The winter has seen a surge in COVID-19 cases, and the United States has logged more than 386,000 deaths since the virus that causes the disease first emerged in Wuhan, China.
In addition to expanding availability of the vaccines to those 65 and older, Azar announced that HHS is telling states to expand channels for administering the vaccines from hospitals to include pharmacies, community health centers, and mass vaccination centers.
He said the federal government is releasing the entire available supply for order by states, rather than holding enough for required second doses in physical reserve.
Azar didn’t name states doing a poor job of getting the vaccine to individuals. However, the Centers for Disease Control and Prevention measures distribution and administering of the vaccine.
According to the CDC, the Northern Mariana Islands has administered more vaccine doses per 100,000 population than any other U.S. jurisdiction. South Dakota leads the way among states, followed by West Virginia, North Dakota, Alaska, and Connecticut. The District of Columbia ranks just ahead of Connecticut.
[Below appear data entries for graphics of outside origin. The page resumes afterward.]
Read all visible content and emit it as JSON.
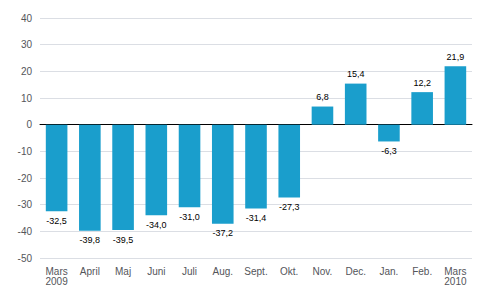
{
  "chart_data": {
    "type": "bar",
    "categories": [
      "Mars\n2009",
      "April",
      "Maj",
      "Juni",
      "Juli",
      "Aug.",
      "Sept.",
      "Okt.",
      "Nov.",
      "Dec.",
      "Jan.",
      "Feb.",
      "Mars\n2010"
    ],
    "values": [
      -32.5,
      -39.8,
      -39.5,
      -34.0,
      -31.0,
      -37.2,
      -31.4,
      -27.3,
      6.8,
      15.4,
      -6.3,
      12.2,
      21.9
    ],
    "value_labels": [
      "-32,5",
      "-39,8",
      "-39,5",
      "-34,0",
      "-31,0",
      "-37,2",
      "-31,4",
      "-27,3",
      "6,8",
      "15,4",
      "-6,3",
      "12,2",
      "21,9"
    ],
    "color": "#1a9ecc",
    "ylim": [
      -50,
      40
    ],
    "yticks": [
      -50,
      -40,
      -30,
      -20,
      -10,
      0,
      10,
      20,
      30,
      40
    ],
    "grid": true,
    "data_labels": true
  }
}
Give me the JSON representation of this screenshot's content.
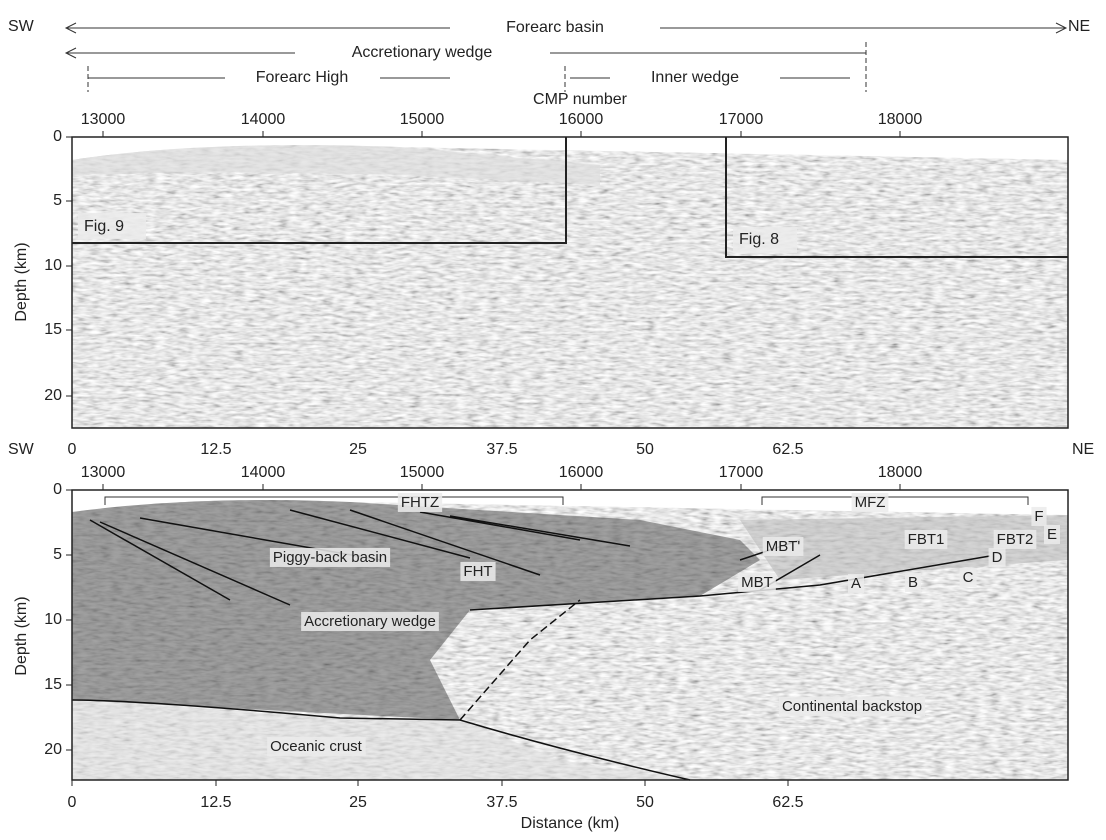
{
  "header": {
    "left": "SW",
    "right": "NE",
    "forearc_basin": "Forearc basin",
    "accretionary_wedge": "Accretionary wedge",
    "forearc_high": "Forearc High",
    "inner_wedge": "Inner wedge"
  },
  "top_panel": {
    "cmp_label": "CMP number",
    "cmp_ticks": [
      "13000",
      "14000",
      "15000",
      "16000",
      "17000",
      "18000"
    ],
    "y_label": "Depth (km)",
    "y_ticks": [
      "0",
      "5",
      "10",
      "15",
      "20"
    ],
    "boxes": [
      "Fig. 9",
      "Fig. 8"
    ]
  },
  "bottom_panel": {
    "left": "SW",
    "right": "NE",
    "distance_ticks": [
      "0",
      "12.5",
      "25",
      "37.5",
      "50",
      "62.5"
    ],
    "cmp_ticks": [
      "13000",
      "14000",
      "15000",
      "16000",
      "17000",
      "18000"
    ],
    "y_label": "Depth (km)",
    "y_ticks": [
      "0",
      "5",
      "10",
      "15",
      "20"
    ],
    "x_label": "Distance (km)",
    "labels": {
      "fhtz": "FHTZ",
      "mfz": "MFZ",
      "mbt_prime": "MBT'",
      "fbt1": "FBT1",
      "fbt2": "FBT2",
      "f": "F",
      "e": "E",
      "d": "D",
      "piggy": "Piggy-back basin",
      "fht": "FHT",
      "mbt": "MBT",
      "a": "A",
      "b": "B",
      "c": "C",
      "wedge": "Accretionary wedge",
      "backstop": "Continental backstop",
      "oceanic": "Oceanic crust"
    }
  }
}
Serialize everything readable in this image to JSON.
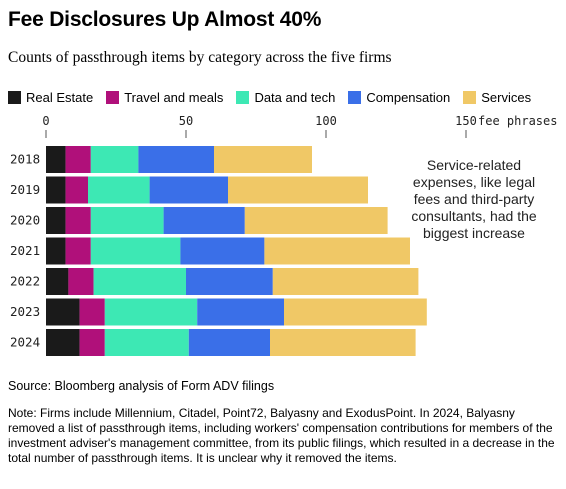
{
  "header": {
    "title": "Fee Disclosures Up Almost 40%",
    "subtitle": "Counts of passthrough items by category across the five firms"
  },
  "legend": [
    {
      "label": "Real Estate",
      "color": "#1a1a1a"
    },
    {
      "label": "Travel and meals",
      "color": "#b0107a"
    },
    {
      "label": "Data and tech",
      "color": "#3de8b4"
    },
    {
      "label": "Compensation",
      "color": "#3a6fe8"
    },
    {
      "label": "Services",
      "color": "#f0c866"
    }
  ],
  "annotation": "Service-related expenses, like legal fees and third-party consultants, had the biggest increase",
  "footer": {
    "source": "Source: Bloomberg analysis of Form ADV filings",
    "note": "Note: Firms include Millennium, Citadel, Point72, Balyasny and ExodusPoint. In 2024, Balyasny removed a list of passthrough items, including workers' compensation contributions for members of the investment adviser's management committee, from its public filings, which resulted in a decrease in the total number of passthrough items. It is unclear why it removed the items."
  },
  "chart_data": {
    "type": "bar",
    "orientation": "horizontal",
    "stacked": true,
    "categories": [
      "2018",
      "2019",
      "2020",
      "2021",
      "2022",
      "2023",
      "2024"
    ],
    "series": [
      {
        "name": "Real Estate",
        "values": [
          7,
          7,
          7,
          7,
          8,
          12,
          12
        ]
      },
      {
        "name": "Travel and meals",
        "values": [
          9,
          8,
          9,
          9,
          9,
          9,
          9
        ]
      },
      {
        "name": "Data and tech",
        "values": [
          17,
          22,
          26,
          32,
          33,
          33,
          30
        ]
      },
      {
        "name": "Compensation",
        "values": [
          27,
          28,
          29,
          30,
          31,
          31,
          29
        ]
      },
      {
        "name": "Services",
        "values": [
          35,
          50,
          51,
          52,
          52,
          51,
          52
        ]
      }
    ],
    "xlim": [
      0,
      150
    ],
    "xticks": [
      0,
      50,
      100,
      150
    ],
    "xunit": "fee phrases",
    "grid": false,
    "legend_position": "top"
  }
}
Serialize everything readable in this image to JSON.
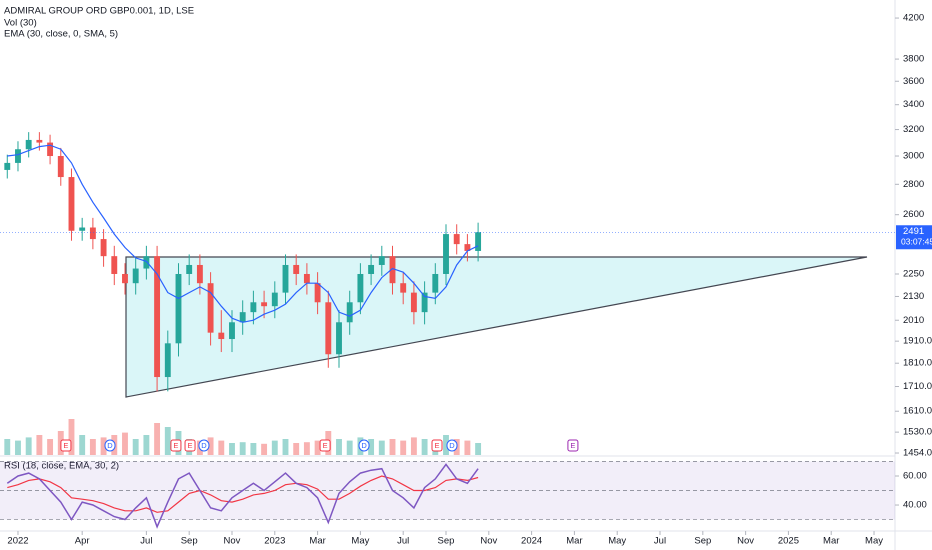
{
  "chart_data": {
    "type": "candlestick",
    "title": "ADMIRAL GROUP ORD GBP0.001, 1D, LSE",
    "indicators": [
      "Vol (30)",
      "EMA (30, close, 0, SMA, 5)"
    ],
    "x": [
      -0.5,
      0,
      0.5,
      1,
      1.5,
      2,
      2.5,
      3,
      3.5,
      4,
      4.5,
      5,
      5.5,
      6,
      6.5,
      7,
      7.5,
      8,
      8.5,
      9,
      9.5,
      10,
      10.5,
      11,
      11.5,
      12,
      12.5,
      13,
      13.5,
      14,
      14.5,
      15,
      15.5,
      16,
      16.5,
      17,
      17.5,
      18,
      18.5,
      19,
      19.5,
      20,
      20.5,
      21,
      21.5
    ],
    "open": [
      2900,
      2950,
      3050,
      3120,
      3100,
      3000,
      2850,
      2500,
      2520,
      2450,
      2350,
      2250,
      2200,
      2280,
      2350,
      1750,
      1900,
      2250,
      2300,
      2200,
      1950,
      1920,
      2000,
      2050,
      2100,
      2080,
      2150,
      2300,
      2250,
      2200,
      2100,
      1850,
      2000,
      2100,
      2250,
      2300,
      2350,
      2200,
      2150,
      2050,
      2150,
      2250,
      2480,
      2420,
      2380
    ],
    "high": [
      3010,
      3110,
      3180,
      3180,
      3160,
      3060,
      2910,
      2580,
      2580,
      2510,
      2410,
      2310,
      2340,
      2410,
      2410,
      1960,
      2310,
      2360,
      2360,
      2260,
      2060,
      2060,
      2110,
      2160,
      2160,
      2210,
      2360,
      2360,
      2310,
      2260,
      2160,
      2060,
      2160,
      2310,
      2360,
      2410,
      2410,
      2260,
      2210,
      2210,
      2310,
      2540,
      2540,
      2480,
      2550
    ],
    "low": [
      2840,
      2890,
      2990,
      3040,
      2940,
      2790,
      2440,
      2440,
      2390,
      2290,
      2190,
      2140,
      2140,
      2220,
      1690,
      1690,
      1840,
      2190,
      2140,
      1890,
      1860,
      1860,
      1940,
      1990,
      2020,
      2020,
      2090,
      2190,
      2140,
      2040,
      1790,
      1790,
      1940,
      2040,
      2190,
      2240,
      2140,
      2090,
      1990,
      1990,
      2090,
      2190,
      2360,
      2320,
      2320
    ],
    "close": [
      2950,
      3050,
      3120,
      3100,
      3000,
      2850,
      2500,
      2520,
      2450,
      2350,
      2250,
      2200,
      2280,
      2350,
      1750,
      1900,
      2250,
      2300,
      2200,
      1950,
      1920,
      2000,
      2050,
      2100,
      2080,
      2150,
      2300,
      2250,
      2200,
      2100,
      1850,
      2000,
      2100,
      2250,
      2300,
      2350,
      2200,
      2150,
      2050,
      2150,
      2250,
      2480,
      2420,
      2380,
      2491
    ],
    "ema": [
      3000,
      3010,
      3040,
      3070,
      3080,
      3050,
      2950,
      2800,
      2680,
      2580,
      2480,
      2400,
      2340,
      2320,
      2250,
      2150,
      2120,
      2150,
      2180,
      2150,
      2080,
      2020,
      2000,
      2010,
      2040,
      2060,
      2090,
      2150,
      2200,
      2200,
      2150,
      2050,
      2030,
      2060,
      2150,
      2230,
      2280,
      2260,
      2200,
      2130,
      2120,
      2180,
      2300,
      2380,
      2410
    ],
    "volume": [
      20,
      18,
      22,
      25,
      20,
      30,
      45,
      25,
      20,
      22,
      25,
      28,
      20,
      25,
      40,
      35,
      30,
      20,
      18,
      22,
      18,
      15,
      16,
      15,
      14,
      18,
      20,
      15,
      16,
      18,
      30,
      20,
      18,
      22,
      20,
      18,
      20,
      18,
      22,
      20,
      18,
      25,
      20,
      18,
      15
    ],
    "log_scale": true,
    "ylim": [
      1447,
      4389
    ],
    "yticks": [
      4200,
      3800,
      3600,
      3400,
      3200,
      3000,
      2800,
      2600,
      2250,
      2130,
      2010,
      {
        "value": 1910,
        "label": "1910.0"
      },
      {
        "value": 1810,
        "label": "1810.0"
      },
      {
        "value": 1710,
        "label": "1710.0"
      },
      {
        "value": 1610,
        "label": "1610.0"
      },
      {
        "value": 1530,
        "label": "1530.0"
      },
      {
        "value": 1454,
        "label": "1454.0"
      }
    ],
    "xlim": [
      -0.84,
      40.98
    ],
    "xticks": [
      {
        "value": 0,
        "label": "2022"
      },
      {
        "value": 3,
        "label": "Apr"
      },
      {
        "value": 6,
        "label": "Jul"
      },
      {
        "value": 8,
        "label": "Sep"
      },
      {
        "value": 10,
        "label": "Nov"
      },
      {
        "value": 12,
        "label": "2023"
      },
      {
        "value": 14,
        "label": "Mar"
      },
      {
        "value": 16,
        "label": "May"
      },
      {
        "value": 18,
        "label": "Jul"
      },
      {
        "value": 20,
        "label": "Sep"
      },
      {
        "value": 22,
        "label": "Nov"
      },
      {
        "value": 24,
        "label": "2024"
      },
      {
        "value": 26,
        "label": "Mar"
      },
      {
        "value": 28,
        "label": "May"
      },
      {
        "value": 30,
        "label": "Jul"
      },
      {
        "value": 32,
        "label": "Sep"
      },
      {
        "value": 34,
        "label": "Nov"
      },
      {
        "value": 36,
        "label": "2025"
      },
      {
        "value": 38,
        "label": "Mar"
      },
      {
        "value": 40,
        "label": "May"
      }
    ],
    "last_price": 2491,
    "countdown": "03:07:45",
    "events": [
      {
        "label": "E",
        "x": 2.24,
        "color": "#f23645"
      },
      {
        "label": "D",
        "x": 4.3,
        "color": "#2962ff"
      },
      {
        "label": "E",
        "x": 7.38,
        "color": "#f23645"
      },
      {
        "label": "E",
        "x": 8.04,
        "color": "#f23645"
      },
      {
        "label": "D",
        "x": 8.69,
        "color": "#2962ff"
      },
      {
        "label": "E",
        "x": 14.35,
        "color": "#f23645"
      },
      {
        "label": "D",
        "x": 16.17,
        "color": "#2962ff"
      },
      {
        "label": "E",
        "x": 19.58,
        "color": "#f23645"
      },
      {
        "label": "D",
        "x": 20.28,
        "color": "#2962ff"
      },
      {
        "label": "E",
        "x": 25.93,
        "color": "#9c27b0"
      }
    ],
    "colors": {
      "up": "#26a69a",
      "down": "#ef5350",
      "ema": "#2962ff",
      "price_label": "#2962ff"
    },
    "rsi": {
      "title": "RSI (18, close, EMA, 30, 2)",
      "values": [
        55,
        60,
        62,
        58,
        50,
        42,
        30,
        42,
        40,
        36,
        32,
        30,
        38,
        45,
        25,
        42,
        58,
        62,
        50,
        38,
        36,
        45,
        50,
        55,
        50,
        56,
        62,
        55,
        52,
        45,
        28,
        48,
        56,
        62,
        64,
        65,
        50,
        45,
        38,
        52,
        58,
        68,
        58,
        55,
        65
      ],
      "ema": [
        52,
        54,
        57,
        58,
        56,
        52,
        45,
        44,
        43,
        41,
        38,
        36,
        36,
        38,
        35,
        36,
        42,
        48,
        50,
        47,
        43,
        42,
        44,
        47,
        48,
        50,
        54,
        55,
        54,
        51,
        44,
        44,
        48,
        53,
        57,
        60,
        58,
        54,
        50,
        50,
        52,
        57,
        58,
        57,
        59
      ],
      "ylim": [
        22.8,
        72.4
      ],
      "yticks": [
        {
          "value": 60,
          "label": "60.00"
        },
        {
          "value": 40,
          "label": "40.00"
        }
      ],
      "bands": [
        30,
        50,
        70
      ],
      "color": "#7e57c2",
      "ema_color": "#f23645"
    }
  }
}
States and territories lagging behind in administering doses per 100,000 in population include the Virgin Islands, Marshall Islands, Georgia, Arkansas, South Carolina, Alabama, Mississippi, and Arizona, the CDC says.
States across the country are experiencing problems, said Bill Hammond, senior fellow for health policy at the Empire Center, a New York think tank.
“The whole country has done a terrible job,” Hammond told The Daily Signal in a phone interview. “It is amazing that we can’t move it as fast as it is being produced. A lot of people assumed that Pfizer and Moderna couldn’t keep up with demand. It turns out states can’t keep up with supply.”
Under the Trump administration’s Operation Warp Speed, the federal government distributes vaccines to states, the District, and territories based on population. Their governments are in charge of administering the vaccine.
Some states have insisted that all health care providers, the first group eligible, be vaccinated and the most vulnerable population, the second group eligible, is vaccinated.
“We would rather have some lower-priority individuals get vaccinated along with the high-priority individuals if it makes it go fast and it avoids vaccines sitting on the shelves and, for the love of God, not having that vaccine actually wasted or thrown away because of a failure to administer,” Azar said during the press conference.
The vaccines, given in two doses, must be stored in subzero temperatures.
Other state bottlenecks have resulted from poor data collection and reporting, and an unwillingness to expand vaccination from hospitals to pharmacies, Azar said.
Despite such scolding, the HHS secretary noted that the number of vaccinations is growing:
Over the last several days, we averaged around 700,000 reported vaccinations each day and we are on track to hit 1 million per day in a week to 10 days’ time. We have 9 million first vaccinations given, far more than any Western country. By the end of next week, 95% of long-term care facilities will have had their first visit with vaccine doses. All of this means it’s time to move onto the next phase of the vaccination campaign.
The goal now is maximum execution of vaccine delivery to Americans, said Army Gen. Gustave F. Perna, who has led the mobilization for Operation Warp Speed.
“That is how we are managing the second doses to ensure, first and foremost, it is always available,” Perna told reporters. “But second, we assure the maximum amount of available vaccines are available to the American people every day.”